Support vector machine /regression feature selection with an application towards classification
Initial data mining and response surface methodology applications demonstrated support vector machines and regression (SVM and SVR, respectively) as the choice classification function approximation for market data provided by the United States Army Accessions and Recruiting Commands (59), (60). Unlike logistic regression and random forest, SVM/SVR alone cannot provide insight to feature selection, but rather exhibits “black box” functionality similar to artificial neural networks. Motivated by the predictive result of SVM/SVR, this research obtains SVM/SVR features by combining a kernel recursive criterion within an alternate branch and bound enumeration. The kernel recursive criterion eliminates repetitive SVM/SVR calculations, thereby speeding the convergence to an optimal feature subset, which is guaranteed by the alternate enumeration and monotonic property of a quadratic loss function.

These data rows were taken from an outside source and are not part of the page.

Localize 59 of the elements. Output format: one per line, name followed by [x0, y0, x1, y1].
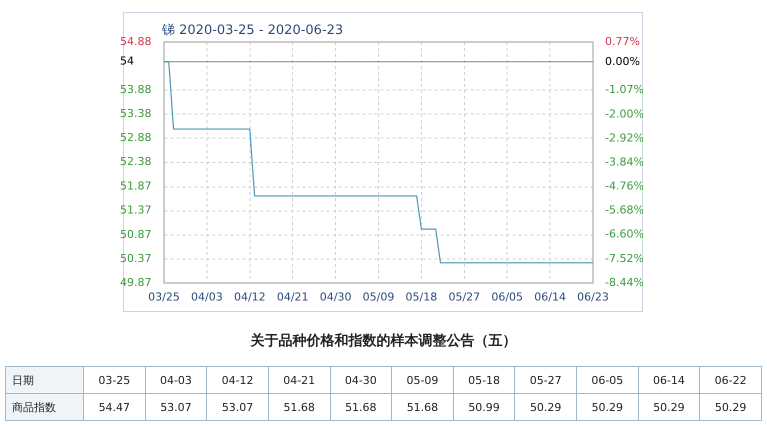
- category-label: 04-30: [330, 366, 392, 394]
- data-label: 50.29: [514, 394, 576, 420]
- data-label: 53.07: [206, 394, 268, 420]
- x-tick-label: 06/05: [491, 290, 524, 304]
- y-tick-label: 53.38: [120, 107, 152, 120]
- x-tick-label: 04/12: [234, 290, 266, 304]
- y-tick-label: 51.37: [120, 204, 152, 217]
- category-label: 06-05: [576, 366, 638, 394]
- data-label: 50.29: [700, 394, 762, 420]
- y-tick-label: 52.38: [120, 155, 152, 168]
- data-label: 50.99: [453, 394, 515, 420]
- data-label: 51.68: [392, 394, 454, 420]
- category-label: 06-22: [700, 366, 762, 394]
- y-tick-label: 50.87: [120, 228, 152, 241]
- y-tick-label: 52.88: [120, 131, 152, 144]
- y2-tick-label: 0.77%: [605, 34, 640, 48]
- x-tick-label: 06/14: [534, 290, 566, 304]
- y2-tick-label: -3.84%: [605, 155, 644, 168]
- y-tick-label: 54: [120, 54, 134, 68]
- y2-tick-label: -2.00%: [605, 107, 644, 120]
- x-tick-label: 05/18: [406, 290, 438, 304]
- category-label: 05-27: [514, 366, 576, 394]
- text: 关于品种价格和指数的样本调整公告（五）: [249, 332, 518, 350]
- x-tick-label: 04/21: [276, 290, 309, 304]
- data-label: 50.29: [638, 394, 700, 420]
- y-tick-label: 54.88: [120, 34, 152, 48]
- y2-tick-label: -4.76%: [605, 180, 644, 193]
- category-label: 04-12: [206, 366, 268, 394]
- y-tick-label: 49.87: [120, 276, 152, 289]
- y2-tick-label: -1.07%: [605, 83, 644, 96]
- x-tick-label: 04/03: [191, 290, 223, 304]
- x-tick-label: 05/09: [362, 290, 394, 304]
- y2-tick-label: -2.92%: [605, 131, 644, 144]
- category-label: 05-09: [392, 366, 454, 394]
- data-label: 53.07: [145, 394, 207, 420]
- chart-title: 锑 2020-03-25 - 2020-06-23: [161, 23, 344, 38]
- data-label: 51.68: [330, 394, 392, 420]
- category-label: 05-18: [453, 366, 515, 394]
- x-tick-label: 04/30: [320, 290, 352, 304]
- y-tick-label: 51.87: [120, 180, 152, 193]
- category-label: 04-03: [145, 366, 207, 394]
- y2-tick-label: -5.68%: [605, 204, 644, 217]
- category-label: 04-21: [268, 366, 330, 394]
- data-label: 54.47: [84, 394, 146, 420]
- y2-tick-label: -8.44%: [605, 276, 644, 289]
- y2-tick-label: -6.60%: [605, 228, 644, 241]
- text: 商品指数: [6, 394, 84, 420]
- category-label: 06-14: [638, 366, 700, 394]
- category-label: 03-25: [84, 366, 146, 394]
- y2-tick-label: 0.00%: [605, 55, 640, 68]
- y-tick-label: 50.37: [120, 252, 152, 265]
- x-tick-label: 03/25: [148, 290, 180, 304]
- data-label: 50.29: [576, 394, 638, 420]
- data-label: 51.68: [268, 394, 330, 420]
- y2-tick-label: -7.52%: [605, 252, 644, 265]
- y-tick-label: 53.88: [120, 82, 152, 96]
- text: 日期: [6, 366, 84, 394]
- x-tick-label: 06/23: [577, 290, 609, 304]
- x-tick-label: 05/27: [448, 290, 480, 304]
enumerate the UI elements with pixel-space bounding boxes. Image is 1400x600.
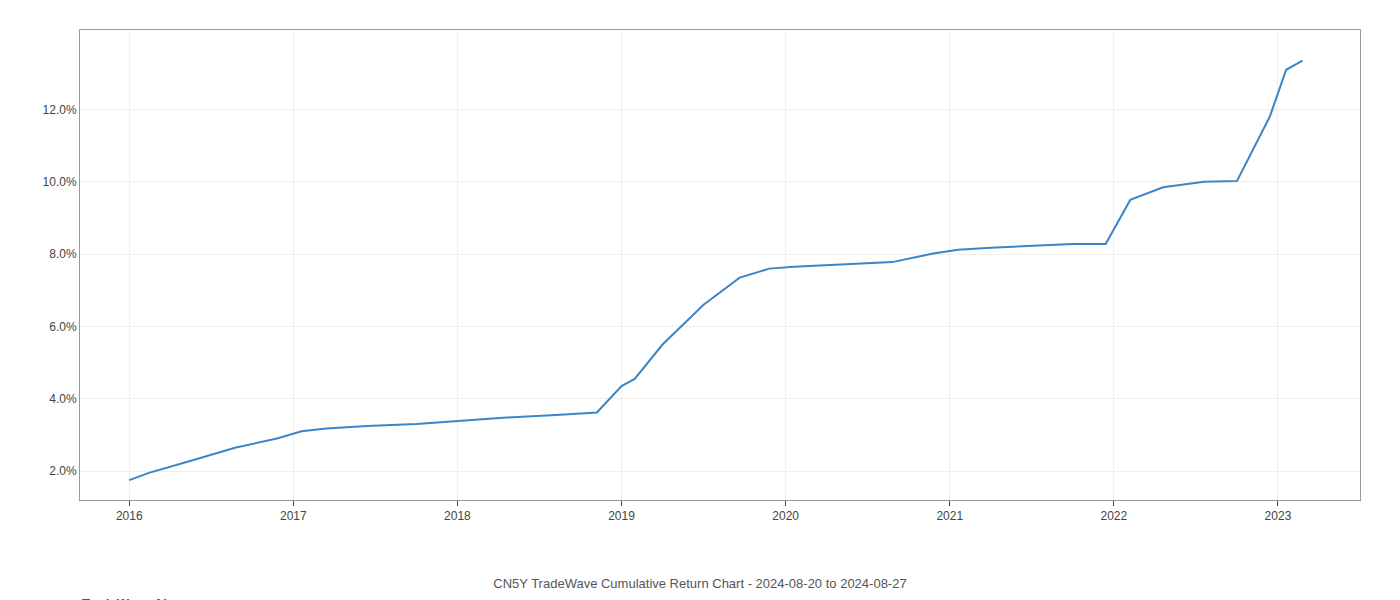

We compare the SVM/SVR feature selection results with step-wise logistic regression to show the usefulness of the method. The experiment occurs within a response surface methodology environment using experimental data. We control the number of prediction variables, the number of noise variables, the error on the noise variables, and the training data size. In support of the SVM/SVR feature selection, the research demonstrates a method for deploying the SVM/SVR feature selection on Army recruiting and market data.
The contributions of the research are: (1) developing a SVM/SVR specific kernel recursive criterion within an alternate branch and bound enumeration; (2) assessing the effects of training data size on the recursive kernel criterion: and (3) demonstrating the effectiveness of the kernel recursive criterion for feature selection on an Army market data application.